[PATCH] --omit-dir-changes, qsort<>mergesort issues
Antti Tapaninen
aet at cc.hut.fi
Thu Jun 8 10:48:41 GMT 2006
On Wed, 7 Jun 2006, Matt McCutchen wrote:
> If, as I suspect, I am completely missing the point, please explain your
> problem in such a way that I have a hope of understanding!
Heh, sorry. Here's a new description of the process that hopefully makes
my goals more clear.
The index file that the tool maintains between sync's is just a textfile
that has three fields, the path/filename, mtime and the type of
path/filename (or MD5 sum, symlink dest).
/alt/root is the only directory where files get sync'ed between central
file server and client communication, either pushed or pulled.
/alt/local is an optional directory, anything on there overrides the
priority of files that might be on /alt/root.
/alt/backup/YYYYMMDD.HHMM hierarchy is primarily intended to save any
pre-existing vendor files on system, that we replace when
/alt/{local,root} gets sync'ed against the real root directory of a host.
The actual 4 stage sync process:
- Sync /alt/{local,root} against the real root directory,
backup replaced files to /alt/backup.
But because I *don't* want to backup any changed files that
previously came from /alt/{local,root}, I do a 3-way diff
against real root directory contents, old index and the
current status at /alt/{local,root}. Based on diff, the tool
generates an exclude file that prevents backing up our own
files that have recently changed "legally".

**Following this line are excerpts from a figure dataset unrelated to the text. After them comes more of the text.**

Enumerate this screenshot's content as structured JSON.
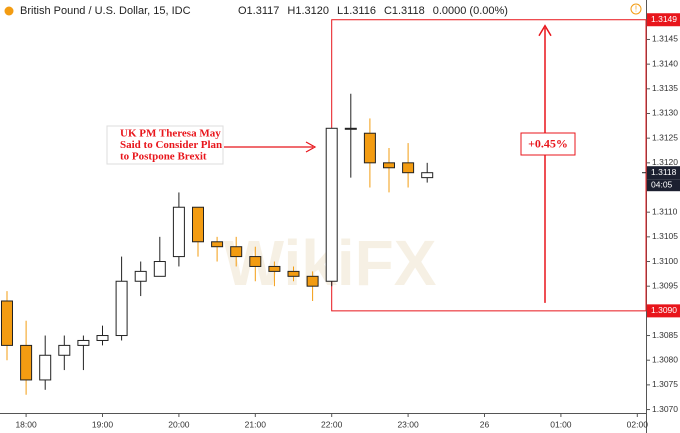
{
  "chart_data": {
    "type": "candlestick",
    "title": "British Pound / U.S. Dollar, 15, IDC",
    "header_values": [
      "O1.3117",
      "H1.3120",
      "L1.3116",
      "C1.3118",
      "0.0000 (0.00%)"
    ],
    "categories": [
      null,
      "18:00",
      null,
      null,
      null,
      "19:00",
      null,
      null,
      null,
      "20:00",
      null,
      null,
      null,
      "21:00",
      null,
      null,
      null,
      "22:00",
      null,
      null,
      null,
      "23:00",
      null,
      null,
      null,
      "26",
      null,
      null,
      null,
      "01:00",
      null,
      null,
      null,
      "02:00"
    ],
    "open": [
      1.3092,
      1.3083,
      1.3076,
      1.3081,
      1.3083,
      1.3084,
      1.3085,
      1.3096,
      1.3097,
      1.3101,
      1.3111,
      1.3104,
      1.3103,
      1.3101,
      1.3099,
      1.3098,
      1.3097,
      1.3096,
      1.3127,
      1.3126,
      1.312,
      1.312,
      1.3117,
      null,
      null,
      null,
      null,
      null,
      null,
      null,
      null,
      null,
      null,
      null
    ],
    "high": [
      1.3094,
      1.3088,
      1.3085,
      1.3085,
      1.3085,
      1.3087,
      1.3101,
      1.31,
      1.3105,
      1.3114,
      1.3111,
      1.3105,
      1.3105,
      1.3103,
      1.31,
      1.3099,
      1.3098,
      1.3127,
      1.3134,
      1.3129,
      1.3123,
      1.3124,
      1.312,
      null,
      null,
      null,
      null,
      null,
      null,
      null,
      null,
      null,
      null,
      null
    ],
    "low": [
      1.308,
      1.3073,
      1.3074,
      1.3078,
      1.3078,
      1.3083,
      1.3084,
      1.3093,
      1.3097,
      1.3099,
      1.3101,
      1.31,
      1.3099,
      1.3096,
      1.3095,
      1.3096,
      1.3092,
      1.3095,
      1.3117,
      1.3115,
      1.3114,
      1.3115,
      1.3116,
      null,
      null,
      null,
      null,
      null,
      null,
      null,
      null,
      null,
      null,
      null
    ],
    "close": [
      1.3083,
      1.3076,
      1.3081,
      1.3083,
      1.3084,
      1.3085,
      1.3096,
      1.3098,
      1.31,
      1.3111,
      1.3104,
      1.3103,
      1.3101,
      1.3099,
      1.3098,
      1.3097,
      1.3095,
      1.3127,
      1.3127,
      1.312,
      1.3119,
      1.3118,
      1.3118,
      null,
      null,
      null,
      null,
      null,
      null,
      null,
      null,
      null,
      null,
      null
    ],
    "up_color": "#ffffff",
    "down_color": "#f39c12",
    "ylim": [
      1.30693,
      1.3153
    ],
    "yticks": [
      {
        "value": 1.307,
        "label": "1.3070"
      },
      {
        "value": 1.3075,
        "label": "1.3075"
      },
      {
        "value": 1.308,
        "label": "1.3080"
      },
      {
        "value": 1.3085,
        "label": "1.3085"
      },
      {
        "value": 1.309,
        "label": "1.3090"
      },
      {
        "value": 1.3095,
        "label": "1.3095"
      },
      {
        "value": 1.31,
        "label": "1.3100"
      },
      {
        "value": 1.3105,
        "label": "1.3105"
      },
      {
        "value": 1.311,
        "label": "1.3110"
      },
      {
        "value": 1.3115,
        "label": "1.3115"
      },
      {
        "value": 1.312,
        "label": "1.3120"
      },
      {
        "value": 1.3125,
        "label": "1.3125"
      },
      {
        "value": 1.313,
        "label": "1.3130"
      },
      {
        "value": 1.3135,
        "label": "1.3135"
      },
      {
        "value": 1.314,
        "label": "1.3140"
      },
      {
        "value": 1.3145,
        "label": "1.3145"
      }
    ],
    "range_high": {
      "value": 1.3149,
      "label": "1.3149"
    },
    "range_low": {
      "value": 1.309,
      "label": "1.3090"
    },
    "last_price": {
      "value": 1.3118,
      "label": "1.3118"
    },
    "countdown": "04:05",
    "range_color": "#e8151b",
    "change_label": "+0.45%",
    "annotation": [
      "UK PM Theresa May",
      "Said to Consider Plan",
      "to Postpone Brexit"
    ],
    "watermark": "WikiFX"
  }
}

Because of this, usually the only files that get backed up are the
ones that have been overwritten by some recent OS package upgrade
operation. Occasionally some configuration files gets backed up
because an administrator has touched the file *directly* without
using the /alt hierarchy. For example, made a temporary one-liner
change to /etc/hosts.allow. If the change was that important, the
admin can probably dig it up from /alt/backup.
- Like above, but sync without generated exclude file, just to
to make sure some less important changes to files get there.
- Let the tool itself handle unlinking of files that we no longer
distribute, similarly based on index diff like at stage #1.
- See if any /alt/backup directories exists, sort them on reverse
date order. Based on index diffs, exclude all files in index except
the ones that got removed at stage #3. Sync backup directories against
the real root directory. Use --remove-sent-files to make sure
that any restored vendor file isn't at backup directory after
sync, it only removes the latest version, not all of them.
Overall, the time spend on these 4 stages is usually a matter of
second(s). Between master<>client and in local sync operations, the
mergesorting rsync really helps to achieve this task easily without doing
much of the work outside of rsync.
Perhaps there could be some -M option to alter the sort algorithm used?
So far, I've used the mergesort() function from FreeBSD and it works
great.. but rsync would probably need a GPL'd version instead?